Visualmente, o G3 Screen é basicamente um LG G3 com tela maior, mas o aparelho ganhou muita má fama na Coreia do Sul, onde ele está sendo vendido com exclusividade. O desempenho não é nem um pouco satisfatório para os críticos do dispositivo. Fóruns de discussão acerca do G3 Screen dizem que o processador NUCLUN está uma geração atrás de chips de entrada chineses.

Poderoso no papel

Originalmente, o processador da LG deveria entregar um ótimo desempenho. Ele foi construído a partir da arquitetura big.LITTLE 32-bit da ARM usando quatro núcleos Cortex-A15 de 1,5 GHz e mais quatro Cortex-A7 de 1,2 GHz. Tudo isso combinado deveria entregar poder de processamento similar ao que temos hoje em dia nos chips Exynos top de linha da Samsung e equivalente ao que vemos nos Snapdragon 801 da Qualcomm.

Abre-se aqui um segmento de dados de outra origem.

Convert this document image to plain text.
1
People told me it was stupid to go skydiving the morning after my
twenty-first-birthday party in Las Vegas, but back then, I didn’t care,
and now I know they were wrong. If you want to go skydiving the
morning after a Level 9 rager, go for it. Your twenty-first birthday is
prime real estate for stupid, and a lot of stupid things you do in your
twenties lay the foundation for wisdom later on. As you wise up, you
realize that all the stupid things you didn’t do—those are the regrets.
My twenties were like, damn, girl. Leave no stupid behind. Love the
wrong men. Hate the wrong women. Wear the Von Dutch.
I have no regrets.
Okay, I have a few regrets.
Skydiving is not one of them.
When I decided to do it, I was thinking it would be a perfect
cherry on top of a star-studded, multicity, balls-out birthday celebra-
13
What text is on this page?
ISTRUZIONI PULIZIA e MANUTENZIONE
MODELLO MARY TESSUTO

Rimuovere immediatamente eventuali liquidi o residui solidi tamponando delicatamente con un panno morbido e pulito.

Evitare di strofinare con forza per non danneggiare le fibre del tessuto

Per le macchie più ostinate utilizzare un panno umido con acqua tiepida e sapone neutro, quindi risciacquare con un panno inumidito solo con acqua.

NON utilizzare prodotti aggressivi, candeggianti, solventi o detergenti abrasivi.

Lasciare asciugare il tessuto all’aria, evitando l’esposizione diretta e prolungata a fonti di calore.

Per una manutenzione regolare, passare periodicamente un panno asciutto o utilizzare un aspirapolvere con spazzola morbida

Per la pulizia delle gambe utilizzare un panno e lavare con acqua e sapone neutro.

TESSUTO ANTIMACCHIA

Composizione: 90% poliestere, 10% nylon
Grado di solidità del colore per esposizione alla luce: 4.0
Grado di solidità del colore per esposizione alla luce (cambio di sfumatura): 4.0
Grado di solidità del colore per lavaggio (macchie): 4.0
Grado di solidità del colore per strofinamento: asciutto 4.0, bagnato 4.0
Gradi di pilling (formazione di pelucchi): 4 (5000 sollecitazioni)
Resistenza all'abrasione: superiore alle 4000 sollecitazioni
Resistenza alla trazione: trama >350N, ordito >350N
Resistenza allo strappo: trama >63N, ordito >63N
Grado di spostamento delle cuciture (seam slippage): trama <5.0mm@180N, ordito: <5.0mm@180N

Apesar disso, acredita-se que o problema é o fato de o chip diminuir automaticamente seu clock de acordo com a temperatura do smartphone. Se ele esquenta, o poder de processamento é imediatamente cortado. Se esse realmente for o empecilho, a LG não deve ter ajustado muito bem esses níveis de limitação automática do processador.

Atualmente, o LG G3 Screen é vendido na Coreia do Sul por 200 mil won, o equivalente a R$ 464. Mesmo assim, as operadoras não conseguem acabar com os estoques.